Mar 19, 2014 14:25 GMT  ·  By

The United States' biomass energy consumption upped by over 60% between 2002 and 2013, the country's Energy Information Administration argues in a report shared with the public this past March 18.

Thus, biomass is said to have accounted for roughly 50% of the renewable energy consumed by the country and for 5% of the United States’ overall energy use back in 2013.

On its website, the Administration goes on to detail that, as shown by data at hand, biomass energy consumption has developed to such an extent chiefly due to the fact that the biofuels industry had really taken off in recent years.

“This growth is almost entirely due to increased consumption of biomass to produce biofuels, mainly ethanol but also a smaller amount of biodiesel and other biomass-based diesel fuels,” the Administration writes.

Specifically, it would appear that, between 2002 and 2013, the amount of biomass energy converted to biofuels in this country grew by about 500%.

Thus, it is said that, on average, some 60% of the energy in feedstocks goes into making deliverable biofuels, the Energy Information Administration claims.

According to the specialists who pieced together said report, ethanol is, at least for the time being, the country's most popular biofuel.

However, biodiesel and other biomass-based diesel fuels are not exactly sitting in a corner and complaining about how everybody keeps ignoring them either.
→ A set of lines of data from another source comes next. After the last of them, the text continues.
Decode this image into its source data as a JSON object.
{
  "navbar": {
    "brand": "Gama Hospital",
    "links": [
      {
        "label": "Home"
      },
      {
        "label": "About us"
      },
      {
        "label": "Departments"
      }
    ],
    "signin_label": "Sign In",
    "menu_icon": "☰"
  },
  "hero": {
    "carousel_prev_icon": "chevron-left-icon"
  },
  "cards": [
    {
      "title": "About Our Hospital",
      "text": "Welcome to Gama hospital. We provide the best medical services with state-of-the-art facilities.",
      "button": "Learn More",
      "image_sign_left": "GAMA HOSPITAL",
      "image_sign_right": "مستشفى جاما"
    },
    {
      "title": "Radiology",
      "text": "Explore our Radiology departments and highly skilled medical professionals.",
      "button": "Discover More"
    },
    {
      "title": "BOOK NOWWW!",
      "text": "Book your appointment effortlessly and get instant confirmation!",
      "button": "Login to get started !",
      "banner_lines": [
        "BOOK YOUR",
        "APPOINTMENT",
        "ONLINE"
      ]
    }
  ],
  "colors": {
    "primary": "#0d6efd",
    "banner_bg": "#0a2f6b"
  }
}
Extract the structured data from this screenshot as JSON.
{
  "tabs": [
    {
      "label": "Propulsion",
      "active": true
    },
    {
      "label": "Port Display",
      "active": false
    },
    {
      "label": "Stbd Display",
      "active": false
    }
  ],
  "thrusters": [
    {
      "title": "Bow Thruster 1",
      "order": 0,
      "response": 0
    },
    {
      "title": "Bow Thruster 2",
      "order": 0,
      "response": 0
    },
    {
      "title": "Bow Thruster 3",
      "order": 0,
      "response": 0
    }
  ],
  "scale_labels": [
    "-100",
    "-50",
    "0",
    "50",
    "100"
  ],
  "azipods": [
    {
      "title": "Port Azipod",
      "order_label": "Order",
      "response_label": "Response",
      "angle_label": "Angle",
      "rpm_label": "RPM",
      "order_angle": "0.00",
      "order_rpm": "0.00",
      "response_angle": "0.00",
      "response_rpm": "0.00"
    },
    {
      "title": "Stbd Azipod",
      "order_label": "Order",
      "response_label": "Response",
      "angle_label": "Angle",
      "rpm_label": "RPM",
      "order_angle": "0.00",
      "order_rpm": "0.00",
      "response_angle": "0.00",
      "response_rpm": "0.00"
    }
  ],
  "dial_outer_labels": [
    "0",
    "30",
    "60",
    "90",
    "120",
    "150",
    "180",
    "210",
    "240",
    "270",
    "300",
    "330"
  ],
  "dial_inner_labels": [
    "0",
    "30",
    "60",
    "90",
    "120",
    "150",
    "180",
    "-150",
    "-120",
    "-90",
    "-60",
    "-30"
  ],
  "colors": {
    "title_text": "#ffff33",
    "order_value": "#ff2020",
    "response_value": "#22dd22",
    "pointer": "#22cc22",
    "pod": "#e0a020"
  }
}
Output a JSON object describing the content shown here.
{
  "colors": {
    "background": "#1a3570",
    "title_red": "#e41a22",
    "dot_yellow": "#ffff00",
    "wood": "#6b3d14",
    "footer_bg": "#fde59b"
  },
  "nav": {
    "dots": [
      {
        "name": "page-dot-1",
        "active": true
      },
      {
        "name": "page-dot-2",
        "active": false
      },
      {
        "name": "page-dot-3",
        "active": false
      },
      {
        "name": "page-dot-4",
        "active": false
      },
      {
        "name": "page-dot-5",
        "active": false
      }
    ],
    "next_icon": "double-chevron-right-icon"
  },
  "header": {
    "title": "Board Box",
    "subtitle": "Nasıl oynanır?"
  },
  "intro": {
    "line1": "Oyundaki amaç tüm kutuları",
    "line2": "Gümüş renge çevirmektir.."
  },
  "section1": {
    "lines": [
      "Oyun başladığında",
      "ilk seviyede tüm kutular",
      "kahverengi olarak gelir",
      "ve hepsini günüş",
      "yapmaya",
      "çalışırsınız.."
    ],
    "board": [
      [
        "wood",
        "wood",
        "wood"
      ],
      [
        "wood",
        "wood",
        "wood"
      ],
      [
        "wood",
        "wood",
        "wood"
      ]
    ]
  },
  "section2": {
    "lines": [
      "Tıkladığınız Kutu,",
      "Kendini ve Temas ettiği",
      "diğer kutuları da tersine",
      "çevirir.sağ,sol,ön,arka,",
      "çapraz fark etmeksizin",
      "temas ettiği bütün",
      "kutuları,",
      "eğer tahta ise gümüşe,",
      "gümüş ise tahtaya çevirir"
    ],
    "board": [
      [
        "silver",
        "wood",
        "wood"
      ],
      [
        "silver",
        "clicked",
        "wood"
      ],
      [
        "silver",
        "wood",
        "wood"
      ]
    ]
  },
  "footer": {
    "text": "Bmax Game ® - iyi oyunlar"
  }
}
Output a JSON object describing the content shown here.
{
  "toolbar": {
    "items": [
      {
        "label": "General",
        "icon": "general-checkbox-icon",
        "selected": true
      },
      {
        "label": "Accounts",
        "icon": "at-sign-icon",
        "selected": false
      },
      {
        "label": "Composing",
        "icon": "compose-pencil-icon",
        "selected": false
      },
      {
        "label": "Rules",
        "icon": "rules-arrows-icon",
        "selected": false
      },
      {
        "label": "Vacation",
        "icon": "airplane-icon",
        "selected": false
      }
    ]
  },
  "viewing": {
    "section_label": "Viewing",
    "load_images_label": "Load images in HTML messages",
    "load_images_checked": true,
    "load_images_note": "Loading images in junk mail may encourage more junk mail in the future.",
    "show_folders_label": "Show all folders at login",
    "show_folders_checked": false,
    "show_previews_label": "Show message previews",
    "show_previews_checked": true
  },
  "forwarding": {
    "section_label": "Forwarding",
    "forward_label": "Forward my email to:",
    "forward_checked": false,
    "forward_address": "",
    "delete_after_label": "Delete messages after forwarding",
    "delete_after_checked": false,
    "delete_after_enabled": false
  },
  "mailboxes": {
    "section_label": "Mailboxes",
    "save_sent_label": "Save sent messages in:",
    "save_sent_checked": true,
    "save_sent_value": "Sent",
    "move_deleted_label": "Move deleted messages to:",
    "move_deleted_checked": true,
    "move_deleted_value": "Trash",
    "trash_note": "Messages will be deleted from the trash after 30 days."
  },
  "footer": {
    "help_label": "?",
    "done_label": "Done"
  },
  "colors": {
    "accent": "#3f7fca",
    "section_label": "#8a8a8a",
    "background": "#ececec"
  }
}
Of the biofuels that are produced in the United States, most are used by the transportation industry. More precisely, they serve to make blended transportation fuels, i.e. ethanol mixed with motor gasoline or biodiesel blended with diesel fuel.

However, some of the biodiesel made in the country ends up being used as heating oil.

Interestingly enough, corn is the chief raw material for the production of ethanol in said country. By comparison, the biodiesel industry is largely supported by soybean oil.

Presently, the three major biomass energy sources in this country are as follows: wood, waste, and organic raw material inputs, i.e. feedstocks.

The Energy Information Administration stresses the fact that the wood used as a biomass energy source includes wood-derived fuels such as charcoal and byproducts resulting from paper production.

Waste, on the other hand, includes municipal solid waste, landfill gas, sludge waste, agricultural byproducts and other similar sources, it goes on to detail.

Some two thirds of this wood energy supports industrial processes. On the other hand, nearly all the waste energy produced in the United States goes into electric generation or industrial processes.